Immortalized preadipocytes derived from inguinal WAT depots of wild-type mice and Prdm16 Tg x Ucp1−/−mice were differentiated according to the adipocyte differentiation protocol as described above. Differentiated beige adipocytes were plated 30000 cells per well in 96-well plates one day before the assays. Intracellular Ca²⁺ levels were determined by using the Fluo-8 No Wash Calcium Assay kit (Abcam, ab112129). Cells were incubated with Fluo-8 for 45min at room temperature in calcium free HHBS. Fluorescence intensity was quantified at Ex/Em = 490/525 nm.

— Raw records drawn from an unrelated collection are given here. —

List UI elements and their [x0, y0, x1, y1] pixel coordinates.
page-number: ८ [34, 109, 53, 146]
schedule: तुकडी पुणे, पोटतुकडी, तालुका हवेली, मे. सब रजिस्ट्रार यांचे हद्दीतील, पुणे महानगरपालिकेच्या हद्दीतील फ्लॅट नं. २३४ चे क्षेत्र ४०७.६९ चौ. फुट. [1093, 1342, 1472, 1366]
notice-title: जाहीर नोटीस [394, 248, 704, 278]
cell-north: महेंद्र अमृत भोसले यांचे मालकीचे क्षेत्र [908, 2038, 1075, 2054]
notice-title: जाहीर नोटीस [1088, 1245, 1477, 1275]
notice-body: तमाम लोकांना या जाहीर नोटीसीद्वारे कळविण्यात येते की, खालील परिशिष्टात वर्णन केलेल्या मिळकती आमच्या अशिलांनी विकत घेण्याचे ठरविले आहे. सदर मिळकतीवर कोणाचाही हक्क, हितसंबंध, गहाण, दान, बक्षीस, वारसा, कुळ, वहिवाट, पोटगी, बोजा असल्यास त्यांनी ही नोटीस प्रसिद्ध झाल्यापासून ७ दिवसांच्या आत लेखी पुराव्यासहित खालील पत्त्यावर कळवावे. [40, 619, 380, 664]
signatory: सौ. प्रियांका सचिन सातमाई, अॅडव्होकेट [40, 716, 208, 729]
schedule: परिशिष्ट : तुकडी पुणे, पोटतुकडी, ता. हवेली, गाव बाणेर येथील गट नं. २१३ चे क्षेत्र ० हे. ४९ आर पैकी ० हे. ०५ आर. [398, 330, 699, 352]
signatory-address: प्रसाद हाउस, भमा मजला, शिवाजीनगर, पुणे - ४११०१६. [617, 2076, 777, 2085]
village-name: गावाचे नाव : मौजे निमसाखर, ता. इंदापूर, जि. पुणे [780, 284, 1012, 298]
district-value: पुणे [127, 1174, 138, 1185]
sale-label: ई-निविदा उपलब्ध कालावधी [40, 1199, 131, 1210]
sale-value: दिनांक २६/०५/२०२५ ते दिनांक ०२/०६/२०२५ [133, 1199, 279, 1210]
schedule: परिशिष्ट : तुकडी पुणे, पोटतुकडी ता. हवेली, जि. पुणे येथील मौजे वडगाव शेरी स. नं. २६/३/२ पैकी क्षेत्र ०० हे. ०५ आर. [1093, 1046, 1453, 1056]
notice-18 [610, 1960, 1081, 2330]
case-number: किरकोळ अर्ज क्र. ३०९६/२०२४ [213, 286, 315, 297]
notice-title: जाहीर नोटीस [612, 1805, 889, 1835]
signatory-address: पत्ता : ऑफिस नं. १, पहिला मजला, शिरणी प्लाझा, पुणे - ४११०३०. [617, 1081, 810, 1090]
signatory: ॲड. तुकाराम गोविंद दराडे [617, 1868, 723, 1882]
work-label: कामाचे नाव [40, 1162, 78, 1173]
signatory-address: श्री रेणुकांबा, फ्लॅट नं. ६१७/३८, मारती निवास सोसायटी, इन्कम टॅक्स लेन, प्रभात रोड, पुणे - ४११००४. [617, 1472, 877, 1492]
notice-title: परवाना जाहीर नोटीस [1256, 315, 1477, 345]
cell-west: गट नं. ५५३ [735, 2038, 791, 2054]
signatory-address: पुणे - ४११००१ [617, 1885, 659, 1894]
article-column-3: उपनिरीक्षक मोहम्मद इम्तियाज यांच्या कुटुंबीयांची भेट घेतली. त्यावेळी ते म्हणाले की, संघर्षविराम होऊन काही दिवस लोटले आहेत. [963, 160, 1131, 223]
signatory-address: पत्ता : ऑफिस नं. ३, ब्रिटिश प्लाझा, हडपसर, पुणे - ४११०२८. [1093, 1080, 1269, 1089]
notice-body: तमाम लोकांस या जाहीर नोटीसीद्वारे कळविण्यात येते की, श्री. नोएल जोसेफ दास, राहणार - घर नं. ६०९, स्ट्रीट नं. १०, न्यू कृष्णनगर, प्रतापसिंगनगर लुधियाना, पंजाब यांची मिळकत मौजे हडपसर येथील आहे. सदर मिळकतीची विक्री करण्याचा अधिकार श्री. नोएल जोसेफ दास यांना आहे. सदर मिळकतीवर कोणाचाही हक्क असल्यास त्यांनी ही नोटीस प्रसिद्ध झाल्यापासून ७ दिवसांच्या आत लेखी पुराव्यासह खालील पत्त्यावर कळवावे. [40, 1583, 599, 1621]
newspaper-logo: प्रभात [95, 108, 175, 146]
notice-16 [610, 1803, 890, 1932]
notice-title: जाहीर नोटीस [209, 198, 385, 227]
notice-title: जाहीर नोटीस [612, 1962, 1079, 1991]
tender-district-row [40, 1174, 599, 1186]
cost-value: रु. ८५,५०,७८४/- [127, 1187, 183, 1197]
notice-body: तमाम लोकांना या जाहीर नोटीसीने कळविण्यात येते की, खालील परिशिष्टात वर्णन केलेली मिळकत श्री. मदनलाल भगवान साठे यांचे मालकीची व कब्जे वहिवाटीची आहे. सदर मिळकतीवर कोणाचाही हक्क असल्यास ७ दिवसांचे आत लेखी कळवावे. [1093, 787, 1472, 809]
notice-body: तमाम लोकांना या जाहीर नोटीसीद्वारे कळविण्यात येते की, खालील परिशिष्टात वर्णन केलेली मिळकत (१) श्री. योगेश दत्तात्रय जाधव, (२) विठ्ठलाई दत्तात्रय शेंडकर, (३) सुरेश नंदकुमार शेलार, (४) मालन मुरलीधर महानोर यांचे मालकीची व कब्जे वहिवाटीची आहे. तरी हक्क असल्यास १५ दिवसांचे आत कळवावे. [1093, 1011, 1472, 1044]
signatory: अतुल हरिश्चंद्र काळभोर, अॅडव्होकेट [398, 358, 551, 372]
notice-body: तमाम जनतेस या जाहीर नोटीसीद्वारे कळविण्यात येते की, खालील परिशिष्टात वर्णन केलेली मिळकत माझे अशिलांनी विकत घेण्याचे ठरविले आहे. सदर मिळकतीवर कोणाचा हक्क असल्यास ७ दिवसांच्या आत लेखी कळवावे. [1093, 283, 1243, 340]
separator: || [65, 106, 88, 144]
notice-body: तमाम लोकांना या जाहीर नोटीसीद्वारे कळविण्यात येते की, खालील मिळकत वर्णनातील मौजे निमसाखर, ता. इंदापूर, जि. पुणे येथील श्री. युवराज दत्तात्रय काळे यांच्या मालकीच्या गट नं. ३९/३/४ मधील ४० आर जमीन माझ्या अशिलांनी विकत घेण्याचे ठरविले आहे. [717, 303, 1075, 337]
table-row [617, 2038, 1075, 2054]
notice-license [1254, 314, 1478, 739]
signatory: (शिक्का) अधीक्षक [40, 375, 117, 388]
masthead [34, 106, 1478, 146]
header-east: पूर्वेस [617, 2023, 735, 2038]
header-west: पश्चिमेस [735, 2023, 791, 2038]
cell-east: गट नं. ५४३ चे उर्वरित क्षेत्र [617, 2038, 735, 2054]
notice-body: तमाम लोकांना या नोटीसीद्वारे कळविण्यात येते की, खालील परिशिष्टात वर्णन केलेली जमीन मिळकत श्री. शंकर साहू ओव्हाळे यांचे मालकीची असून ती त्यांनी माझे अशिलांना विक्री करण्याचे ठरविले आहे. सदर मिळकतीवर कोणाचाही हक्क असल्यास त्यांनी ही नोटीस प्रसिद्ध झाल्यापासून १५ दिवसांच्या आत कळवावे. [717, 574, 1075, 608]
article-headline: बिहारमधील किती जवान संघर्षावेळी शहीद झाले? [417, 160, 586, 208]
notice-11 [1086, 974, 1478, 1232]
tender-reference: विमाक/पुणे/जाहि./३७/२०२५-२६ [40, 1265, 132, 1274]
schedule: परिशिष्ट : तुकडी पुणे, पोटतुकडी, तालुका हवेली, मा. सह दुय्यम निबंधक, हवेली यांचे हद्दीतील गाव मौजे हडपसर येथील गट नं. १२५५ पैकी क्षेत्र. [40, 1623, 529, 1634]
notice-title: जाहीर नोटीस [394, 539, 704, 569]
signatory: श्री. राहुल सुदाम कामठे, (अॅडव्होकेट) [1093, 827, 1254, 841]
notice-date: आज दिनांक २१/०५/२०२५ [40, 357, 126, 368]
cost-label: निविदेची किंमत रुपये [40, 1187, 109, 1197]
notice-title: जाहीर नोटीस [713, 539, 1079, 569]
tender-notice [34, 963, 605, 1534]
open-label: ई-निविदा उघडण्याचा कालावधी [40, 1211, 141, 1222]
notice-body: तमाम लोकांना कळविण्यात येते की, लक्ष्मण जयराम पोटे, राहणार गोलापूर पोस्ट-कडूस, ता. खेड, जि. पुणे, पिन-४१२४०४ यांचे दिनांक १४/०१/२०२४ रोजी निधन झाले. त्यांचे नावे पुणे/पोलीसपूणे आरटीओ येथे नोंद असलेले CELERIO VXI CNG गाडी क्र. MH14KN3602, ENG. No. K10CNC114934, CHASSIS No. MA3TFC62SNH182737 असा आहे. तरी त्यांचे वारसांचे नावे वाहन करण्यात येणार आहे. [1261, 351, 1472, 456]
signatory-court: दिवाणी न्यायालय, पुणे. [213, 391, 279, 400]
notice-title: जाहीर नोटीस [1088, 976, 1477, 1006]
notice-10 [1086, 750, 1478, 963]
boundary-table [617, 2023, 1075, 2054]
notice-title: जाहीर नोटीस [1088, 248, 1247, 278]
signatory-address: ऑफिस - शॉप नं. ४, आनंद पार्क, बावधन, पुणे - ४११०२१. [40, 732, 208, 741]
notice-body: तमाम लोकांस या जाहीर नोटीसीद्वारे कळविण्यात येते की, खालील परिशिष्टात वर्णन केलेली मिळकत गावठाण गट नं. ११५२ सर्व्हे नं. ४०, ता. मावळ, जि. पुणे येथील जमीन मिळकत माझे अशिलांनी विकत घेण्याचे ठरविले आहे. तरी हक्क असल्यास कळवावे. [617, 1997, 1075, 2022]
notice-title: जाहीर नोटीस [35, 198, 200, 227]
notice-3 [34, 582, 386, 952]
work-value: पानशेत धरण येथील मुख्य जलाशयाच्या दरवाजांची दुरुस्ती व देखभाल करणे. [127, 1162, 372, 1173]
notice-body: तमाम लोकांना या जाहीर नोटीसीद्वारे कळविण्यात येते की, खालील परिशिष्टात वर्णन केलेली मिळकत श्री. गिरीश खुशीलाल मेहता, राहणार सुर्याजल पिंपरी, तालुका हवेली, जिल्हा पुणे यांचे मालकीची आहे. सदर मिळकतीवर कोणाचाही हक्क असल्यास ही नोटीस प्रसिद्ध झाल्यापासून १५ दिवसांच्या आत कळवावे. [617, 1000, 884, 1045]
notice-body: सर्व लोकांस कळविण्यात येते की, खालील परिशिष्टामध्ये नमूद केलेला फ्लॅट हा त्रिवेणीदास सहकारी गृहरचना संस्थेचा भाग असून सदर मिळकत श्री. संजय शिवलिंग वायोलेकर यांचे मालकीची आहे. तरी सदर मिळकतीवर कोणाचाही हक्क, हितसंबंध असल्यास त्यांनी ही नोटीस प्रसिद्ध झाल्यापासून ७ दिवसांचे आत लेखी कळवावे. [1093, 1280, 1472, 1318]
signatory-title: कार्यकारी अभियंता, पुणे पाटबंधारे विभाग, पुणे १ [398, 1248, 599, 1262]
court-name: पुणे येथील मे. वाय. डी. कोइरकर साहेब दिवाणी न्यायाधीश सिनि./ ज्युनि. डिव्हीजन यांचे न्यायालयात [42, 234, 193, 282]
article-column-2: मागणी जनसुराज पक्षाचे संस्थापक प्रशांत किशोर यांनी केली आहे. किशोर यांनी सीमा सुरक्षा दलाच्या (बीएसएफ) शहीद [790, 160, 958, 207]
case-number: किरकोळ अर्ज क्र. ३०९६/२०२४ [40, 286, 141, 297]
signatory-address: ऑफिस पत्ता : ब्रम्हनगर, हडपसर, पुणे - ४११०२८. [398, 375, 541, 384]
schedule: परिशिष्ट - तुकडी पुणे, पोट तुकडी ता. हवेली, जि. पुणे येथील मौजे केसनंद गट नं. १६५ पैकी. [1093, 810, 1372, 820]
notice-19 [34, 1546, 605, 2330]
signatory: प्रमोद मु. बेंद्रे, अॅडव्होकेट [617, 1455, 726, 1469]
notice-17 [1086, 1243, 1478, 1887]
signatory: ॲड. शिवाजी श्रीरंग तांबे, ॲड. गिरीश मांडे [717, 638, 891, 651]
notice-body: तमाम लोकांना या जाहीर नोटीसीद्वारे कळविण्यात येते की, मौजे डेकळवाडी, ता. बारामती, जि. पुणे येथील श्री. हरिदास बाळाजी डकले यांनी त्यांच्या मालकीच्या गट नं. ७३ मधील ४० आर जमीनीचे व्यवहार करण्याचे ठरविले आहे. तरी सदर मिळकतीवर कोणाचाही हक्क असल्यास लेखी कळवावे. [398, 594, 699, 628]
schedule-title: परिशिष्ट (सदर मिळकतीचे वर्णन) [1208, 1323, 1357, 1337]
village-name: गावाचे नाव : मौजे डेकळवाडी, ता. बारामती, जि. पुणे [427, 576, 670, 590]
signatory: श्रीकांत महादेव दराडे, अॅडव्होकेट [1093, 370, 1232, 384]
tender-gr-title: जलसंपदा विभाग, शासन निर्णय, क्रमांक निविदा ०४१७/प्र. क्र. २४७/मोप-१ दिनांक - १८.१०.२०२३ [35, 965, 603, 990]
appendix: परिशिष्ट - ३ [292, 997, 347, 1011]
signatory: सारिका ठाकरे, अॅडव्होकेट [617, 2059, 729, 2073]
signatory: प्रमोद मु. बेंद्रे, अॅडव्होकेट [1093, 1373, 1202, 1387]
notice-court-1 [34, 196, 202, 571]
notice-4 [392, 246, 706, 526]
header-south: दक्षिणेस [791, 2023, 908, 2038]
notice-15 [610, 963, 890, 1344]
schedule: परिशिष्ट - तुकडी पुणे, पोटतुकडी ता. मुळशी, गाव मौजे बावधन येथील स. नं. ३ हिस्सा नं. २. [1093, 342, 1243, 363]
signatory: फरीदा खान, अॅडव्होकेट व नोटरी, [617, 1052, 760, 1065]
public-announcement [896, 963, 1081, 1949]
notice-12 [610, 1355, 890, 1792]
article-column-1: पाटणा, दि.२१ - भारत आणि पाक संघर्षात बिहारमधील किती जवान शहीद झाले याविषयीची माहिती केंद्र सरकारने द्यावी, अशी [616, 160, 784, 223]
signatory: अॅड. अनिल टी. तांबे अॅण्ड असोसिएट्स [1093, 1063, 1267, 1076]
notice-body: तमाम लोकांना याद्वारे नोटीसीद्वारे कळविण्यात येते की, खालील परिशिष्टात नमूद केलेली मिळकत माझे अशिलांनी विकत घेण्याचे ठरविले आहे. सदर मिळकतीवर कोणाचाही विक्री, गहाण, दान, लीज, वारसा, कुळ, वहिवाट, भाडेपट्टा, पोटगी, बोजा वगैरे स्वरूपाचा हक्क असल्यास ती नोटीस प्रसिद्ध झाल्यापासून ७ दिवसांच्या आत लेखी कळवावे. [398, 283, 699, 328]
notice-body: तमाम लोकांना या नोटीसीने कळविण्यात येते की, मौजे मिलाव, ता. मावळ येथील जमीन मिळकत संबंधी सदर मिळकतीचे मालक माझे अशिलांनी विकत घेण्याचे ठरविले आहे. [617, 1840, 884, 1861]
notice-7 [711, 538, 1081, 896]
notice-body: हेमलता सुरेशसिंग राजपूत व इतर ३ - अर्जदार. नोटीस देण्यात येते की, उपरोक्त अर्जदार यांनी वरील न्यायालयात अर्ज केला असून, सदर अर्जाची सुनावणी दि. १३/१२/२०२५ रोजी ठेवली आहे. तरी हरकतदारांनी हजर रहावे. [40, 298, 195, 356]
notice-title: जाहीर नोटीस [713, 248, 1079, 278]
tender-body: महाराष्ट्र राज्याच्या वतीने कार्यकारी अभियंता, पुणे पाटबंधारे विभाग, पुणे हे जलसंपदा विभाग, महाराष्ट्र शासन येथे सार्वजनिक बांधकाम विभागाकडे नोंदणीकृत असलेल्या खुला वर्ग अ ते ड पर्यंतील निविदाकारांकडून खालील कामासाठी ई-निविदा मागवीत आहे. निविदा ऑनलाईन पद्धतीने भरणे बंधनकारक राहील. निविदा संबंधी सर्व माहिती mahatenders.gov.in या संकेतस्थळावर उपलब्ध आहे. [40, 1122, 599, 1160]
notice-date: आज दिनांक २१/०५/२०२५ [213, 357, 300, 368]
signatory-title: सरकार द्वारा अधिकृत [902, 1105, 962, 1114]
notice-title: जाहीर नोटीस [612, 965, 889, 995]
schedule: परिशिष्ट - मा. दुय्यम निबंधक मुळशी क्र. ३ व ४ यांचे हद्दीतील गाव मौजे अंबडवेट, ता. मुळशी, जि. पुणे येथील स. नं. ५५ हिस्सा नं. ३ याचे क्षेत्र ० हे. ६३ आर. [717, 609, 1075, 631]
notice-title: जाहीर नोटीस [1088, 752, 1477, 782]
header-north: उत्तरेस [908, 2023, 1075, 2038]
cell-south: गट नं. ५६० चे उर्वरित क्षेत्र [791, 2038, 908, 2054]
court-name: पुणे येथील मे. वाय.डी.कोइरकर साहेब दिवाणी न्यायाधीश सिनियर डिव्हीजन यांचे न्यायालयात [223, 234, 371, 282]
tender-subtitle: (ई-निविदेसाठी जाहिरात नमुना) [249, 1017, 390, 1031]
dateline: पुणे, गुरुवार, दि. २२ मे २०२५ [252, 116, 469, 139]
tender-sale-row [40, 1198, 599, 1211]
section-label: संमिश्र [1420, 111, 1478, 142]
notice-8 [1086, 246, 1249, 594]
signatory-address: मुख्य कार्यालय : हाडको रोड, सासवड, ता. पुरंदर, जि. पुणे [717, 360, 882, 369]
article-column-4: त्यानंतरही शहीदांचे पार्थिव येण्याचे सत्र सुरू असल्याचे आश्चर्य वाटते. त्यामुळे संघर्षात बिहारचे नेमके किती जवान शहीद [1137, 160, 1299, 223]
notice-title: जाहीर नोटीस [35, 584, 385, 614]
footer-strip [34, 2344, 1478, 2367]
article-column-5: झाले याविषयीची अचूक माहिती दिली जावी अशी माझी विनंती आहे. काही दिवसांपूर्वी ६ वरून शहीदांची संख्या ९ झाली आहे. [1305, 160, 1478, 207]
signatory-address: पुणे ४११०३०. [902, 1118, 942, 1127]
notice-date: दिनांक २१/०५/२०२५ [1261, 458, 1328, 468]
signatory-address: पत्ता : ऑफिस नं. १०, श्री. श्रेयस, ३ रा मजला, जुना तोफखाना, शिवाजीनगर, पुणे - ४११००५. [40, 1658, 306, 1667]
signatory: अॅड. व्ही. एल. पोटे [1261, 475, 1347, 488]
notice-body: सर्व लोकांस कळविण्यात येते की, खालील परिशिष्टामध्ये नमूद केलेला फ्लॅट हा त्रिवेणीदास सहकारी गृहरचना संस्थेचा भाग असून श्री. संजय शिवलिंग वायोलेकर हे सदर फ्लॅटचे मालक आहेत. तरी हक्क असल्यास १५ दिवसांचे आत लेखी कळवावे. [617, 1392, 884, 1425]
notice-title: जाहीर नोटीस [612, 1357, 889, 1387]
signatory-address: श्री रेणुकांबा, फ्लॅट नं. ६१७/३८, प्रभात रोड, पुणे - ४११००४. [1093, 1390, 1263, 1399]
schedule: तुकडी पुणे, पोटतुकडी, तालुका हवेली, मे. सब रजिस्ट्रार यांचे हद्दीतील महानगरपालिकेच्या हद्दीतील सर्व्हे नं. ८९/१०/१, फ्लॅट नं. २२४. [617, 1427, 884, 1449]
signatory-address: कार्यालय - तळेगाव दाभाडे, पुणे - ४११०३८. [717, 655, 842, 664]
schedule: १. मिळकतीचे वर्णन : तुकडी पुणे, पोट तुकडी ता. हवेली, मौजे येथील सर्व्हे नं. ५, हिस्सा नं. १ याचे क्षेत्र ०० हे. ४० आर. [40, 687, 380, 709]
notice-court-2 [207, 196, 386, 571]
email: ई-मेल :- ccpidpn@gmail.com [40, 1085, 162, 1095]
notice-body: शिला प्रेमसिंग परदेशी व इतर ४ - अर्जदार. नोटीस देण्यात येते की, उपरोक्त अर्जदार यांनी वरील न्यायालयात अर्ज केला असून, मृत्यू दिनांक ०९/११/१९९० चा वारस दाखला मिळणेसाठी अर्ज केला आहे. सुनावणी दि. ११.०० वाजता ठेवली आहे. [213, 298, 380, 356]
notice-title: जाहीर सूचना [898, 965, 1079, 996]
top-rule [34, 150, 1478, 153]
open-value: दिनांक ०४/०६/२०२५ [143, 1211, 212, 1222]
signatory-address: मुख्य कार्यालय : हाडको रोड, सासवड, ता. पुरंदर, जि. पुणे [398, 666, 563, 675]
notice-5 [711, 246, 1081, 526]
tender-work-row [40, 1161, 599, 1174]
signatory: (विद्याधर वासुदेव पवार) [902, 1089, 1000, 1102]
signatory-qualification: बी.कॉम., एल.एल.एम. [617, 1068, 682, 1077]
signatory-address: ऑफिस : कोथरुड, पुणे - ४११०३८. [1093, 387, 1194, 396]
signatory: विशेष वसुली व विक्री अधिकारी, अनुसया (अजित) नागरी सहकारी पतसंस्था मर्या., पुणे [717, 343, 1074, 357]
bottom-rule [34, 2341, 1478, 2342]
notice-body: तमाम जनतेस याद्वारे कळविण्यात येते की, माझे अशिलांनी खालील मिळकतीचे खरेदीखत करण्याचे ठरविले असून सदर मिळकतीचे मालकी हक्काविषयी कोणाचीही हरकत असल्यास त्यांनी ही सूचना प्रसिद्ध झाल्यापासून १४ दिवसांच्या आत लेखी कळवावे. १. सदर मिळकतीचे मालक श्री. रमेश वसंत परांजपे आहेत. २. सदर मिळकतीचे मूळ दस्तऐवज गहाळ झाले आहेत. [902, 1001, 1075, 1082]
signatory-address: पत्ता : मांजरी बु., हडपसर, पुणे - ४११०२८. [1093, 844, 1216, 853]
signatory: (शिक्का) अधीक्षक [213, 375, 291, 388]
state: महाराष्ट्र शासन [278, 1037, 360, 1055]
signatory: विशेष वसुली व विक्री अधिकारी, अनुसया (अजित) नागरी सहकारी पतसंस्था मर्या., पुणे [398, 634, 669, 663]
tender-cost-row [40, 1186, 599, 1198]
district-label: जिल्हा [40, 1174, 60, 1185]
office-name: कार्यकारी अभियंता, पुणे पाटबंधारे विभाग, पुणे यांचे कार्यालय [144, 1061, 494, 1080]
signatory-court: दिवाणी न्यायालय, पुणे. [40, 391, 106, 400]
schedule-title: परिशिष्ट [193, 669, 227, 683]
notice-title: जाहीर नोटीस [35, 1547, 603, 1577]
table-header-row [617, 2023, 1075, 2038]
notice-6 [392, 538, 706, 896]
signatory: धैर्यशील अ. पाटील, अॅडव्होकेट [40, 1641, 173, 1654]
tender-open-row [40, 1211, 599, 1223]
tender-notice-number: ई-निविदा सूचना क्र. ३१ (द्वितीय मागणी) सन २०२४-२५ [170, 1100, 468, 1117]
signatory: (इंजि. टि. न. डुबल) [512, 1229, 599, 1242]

Immunoprecipitation and immunoblot

Protein lysates from adipose tissues were extracted using Qiagen TissueLyzer LT and NP-40 lysis buffer containing 50 mM Tris, pH 7.4, 150 mM NaCl, EDTA 5mM, 1% NP-40 and cOmplete protease inhibitors (Roche). The tissue lysates were immunoprecipitated using the antibody against SERCA2 (Thermo Fisher, 2A7-A1, 1:200). Mouse IgG was used to confirm the specificity of immunoprecipitation. The immunoprecipitants were subsequently applied for immunoblot using the SERCA2 antibody. β–actin (Sigma, A3854, 1:10,000) was used as loading control for each sample (input). Rabbit polyclonal PRDM16 antibody (1:1,000) was developed previously¹². UCP1 antibodies for mouse (Abcam, ab10983, 1:1000) and human (Sigma, U6382, 1:1,000) were used to detect UCP1 proteins. Mitochondrial proteins were detected using MitoProfile® total OXPHOS rodent antibody cocktail (Abcam, ab110413, 1:1000).

Statistics

Statistical analyses were performed using GraphPad Prism 7.0 (GraphPad Software, Inc., La Jolla, CA). All the data were represented as mean ± s.e.m. Where parametric tests were used, we checked normal distribution and difference of variable by Shapiro-Wilk test and F-test, respectively. When normal distribution was assumed, nonparametric method was used. A two-sample unpaired Student’s t-test was used for two-group comparisons. One-way ANOVA followed by Tukey’s test was used for multiple group comparisons. Two-way repeated-measures ANOVA followed by Fisher’s LSD test was applied to determine the statistical difference in body-weight gain, glucose tolerance test, insulin tolerance test, and whole-body energy expenditure. P values below 0.05 were considered significant throughout the study. The sample size was determined based on our experience with the experimental models, anticipated biological variables, previous literatures, and also by a statistical power calculation (power = 0.8). We did not exclude samples or animals from the studies. RNA-sequencing, metabolomics, and histology were performed blinded. Other studies were not blinded.

Data-availability statement

The data set generated during the current study is available from the corresponding author on reasonable request. A Life Science Reporting Summary is available.